História

A VIAGEM DE QUE SALAZAR NÃO GOSTOU

Juscelino Kubitschek no Fundão

Ignorando o protocolo e, provavelmente, assumindo uma posição não politicamente correcta, o então ex-presidente do Brasil Juscelino Kubitschek de Oliveira (JK), decide aceitar o genuíno e simples convite que António Paulouro, Director do Jornal do Fundão, lhe endereça quando é recebido pelo fundador de Brasília em terras de Vera Cruz e cria um verdadeiro problema diplomático ao governo português. O ditador, António Oliveira Salazar, chefe do governo português, fica furioso e nunca mais esquece a partida que o grande estadista e o grande jornalista lhe pregaram, ordenando a censura de qualquer referência à visita de Janeiro de 1963.
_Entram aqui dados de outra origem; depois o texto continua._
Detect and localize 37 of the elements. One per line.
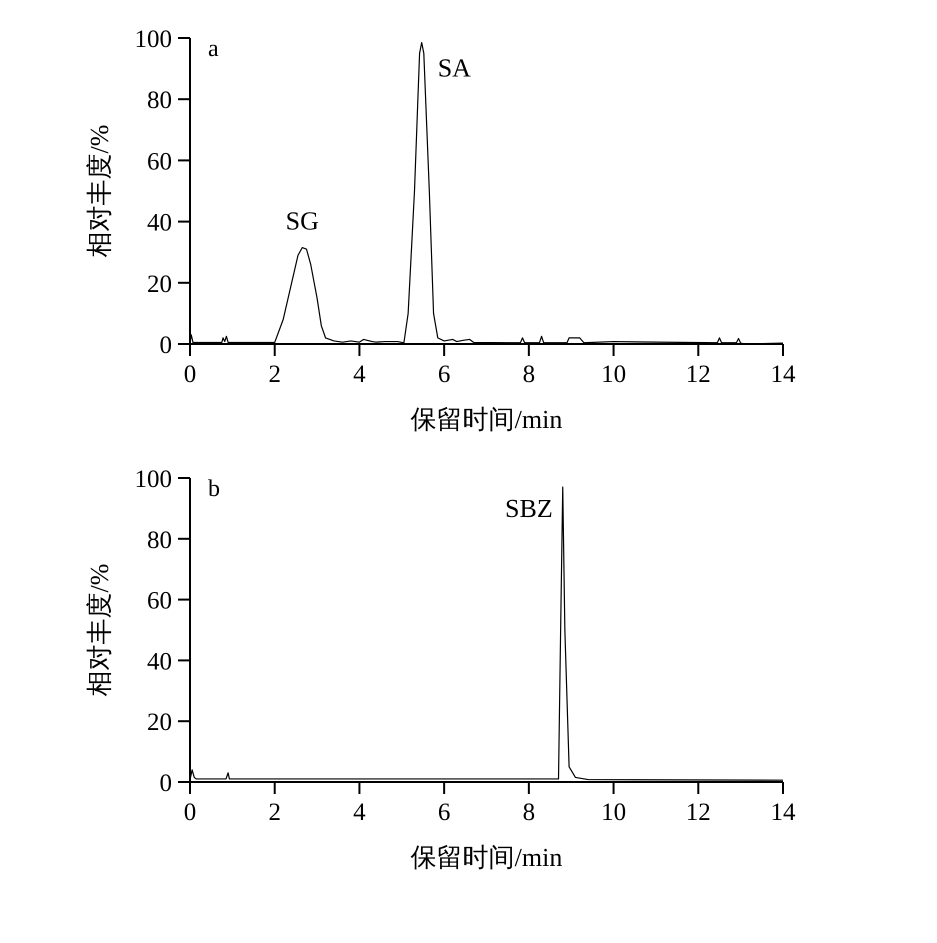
x-tick-label: 2 xyxy=(268,361,281,388)
x-tick-label: 6 xyxy=(438,361,450,388)
x-axis-title: 保留时间/min xyxy=(410,405,562,434)
chart-title: b xyxy=(208,476,220,502)
x-tick-label: 2 xyxy=(268,799,281,826)
x-tick-label: 4 xyxy=(353,361,366,388)
y-tick-label: 100 xyxy=(134,26,172,53)
y-tick-label: 0 xyxy=(160,770,172,797)
x-axis-title: 保留时间/min xyxy=(410,843,562,872)
y-tick-label: 80 xyxy=(147,526,172,554)
x-tick-label: 8 xyxy=(522,361,536,388)
annotation: SA xyxy=(438,54,472,83)
x-tick-label: 12 xyxy=(686,361,711,388)
x-tick-label: 10 xyxy=(601,361,626,388)
x-tick-label: 0 xyxy=(184,361,196,388)
x-tick-label: 14 xyxy=(770,799,796,826)
y-tick-label: 40 xyxy=(147,648,172,676)
x-tick-label: 6 xyxy=(438,799,450,826)
x-tick-label: 4 xyxy=(353,799,366,826)
y-tick-label: 60 xyxy=(147,148,172,176)
y-axis-title: 相对丰度/% xyxy=(85,564,114,696)
y-tick-label: 80 xyxy=(147,87,172,114)
annotation: SG xyxy=(286,206,319,236)
x-tick-label: 10 xyxy=(601,799,626,826)
chart-title: a xyxy=(208,36,219,62)
x-tick-label: 14 xyxy=(770,361,796,388)
y-tick-label: 20 xyxy=(147,709,172,736)
y-axis-title: 相对丰度/% xyxy=(85,124,114,258)
y-tick-label: 20 xyxy=(147,270,172,298)
y-tick-label: 0 xyxy=(160,332,172,359)
x-tick-label: 0 xyxy=(184,799,196,826)
y-tick-label: 100 xyxy=(134,466,172,493)
annotation: SBZ xyxy=(505,494,553,524)
x-tick-label: 8 xyxy=(522,799,536,826)
y-tick-label: 40 xyxy=(147,210,172,237)
y-tick-label: 60 xyxy=(147,588,172,615)
x-tick-label: 12 xyxy=(686,799,711,826)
O carácter da visita, de certo modo interpretada pela população como contra o regime vigente em Portugal, provocou um sentimento de liberdade traduzido nas manifestações entusiásticas para com JK.

A minha percepção de adolescente de 15 anos de tudo aquilo que estava acontecendo na minha terra, com os preparativos e o desenrolar do evento era para ser desfrutado pois fugia aos parâmetros tradicionais da pacatez da vila.

“Cuidado rapaz que eles andam aí!” Sussurrou-me ao ouvido o José Ramos, o velho artesão “vermelho” que me ensinou a sintonizar, às escondidas no canto mais recôndito da sua oficina, a Rádio Moscovo e a Rádio Voz da Liberdade que então emitia de Argel pela voz forte de Manuel Alegre. “Eles” que usavam fatos cinzentos coçados e emblema na lapela e davam ordens aos agentes da polícia eram, sem dúvida alguma, os homens do Salazar, o pessoal da PIDE que vigiava todos os movimentos.

JK, vai pernoitar na Serra da Estrela e integrado numa pequena caravana de automóveis, passa já noite pela primeira vez na vila. Ao aperceber-se que o povo resistiu ao intenso frio de Janeiro para o saudar, manda parar a viatura, sai, e do alto da sua imponente figura diz: “Muito obrigado por esta manifestação espontânea. Amanhã estarei aqui para abraçar vocês”.

O velho jipe da Garagem Barrocas, talvez por ser o único descapotável da vila, foi escolhido para transportar JK em desfile por entre a multidão em delírio, mas eu via pela cara do meu amigo Victor, que o conduzia, que a coisa estava a ser muito difícil. O sem capota andou tão devagarinho, tão devagarinho que aqueceu, aqueceu e já no fim da viagem, com um estoiro que se deve ter ouvido em toda a vila, saltou-lhe a tampa do radiador e projectou um repuxo de água fervente até à altura da varanda do edifício do jornal.
Foi como que um fim de festa de rua com fogo-de-artifício!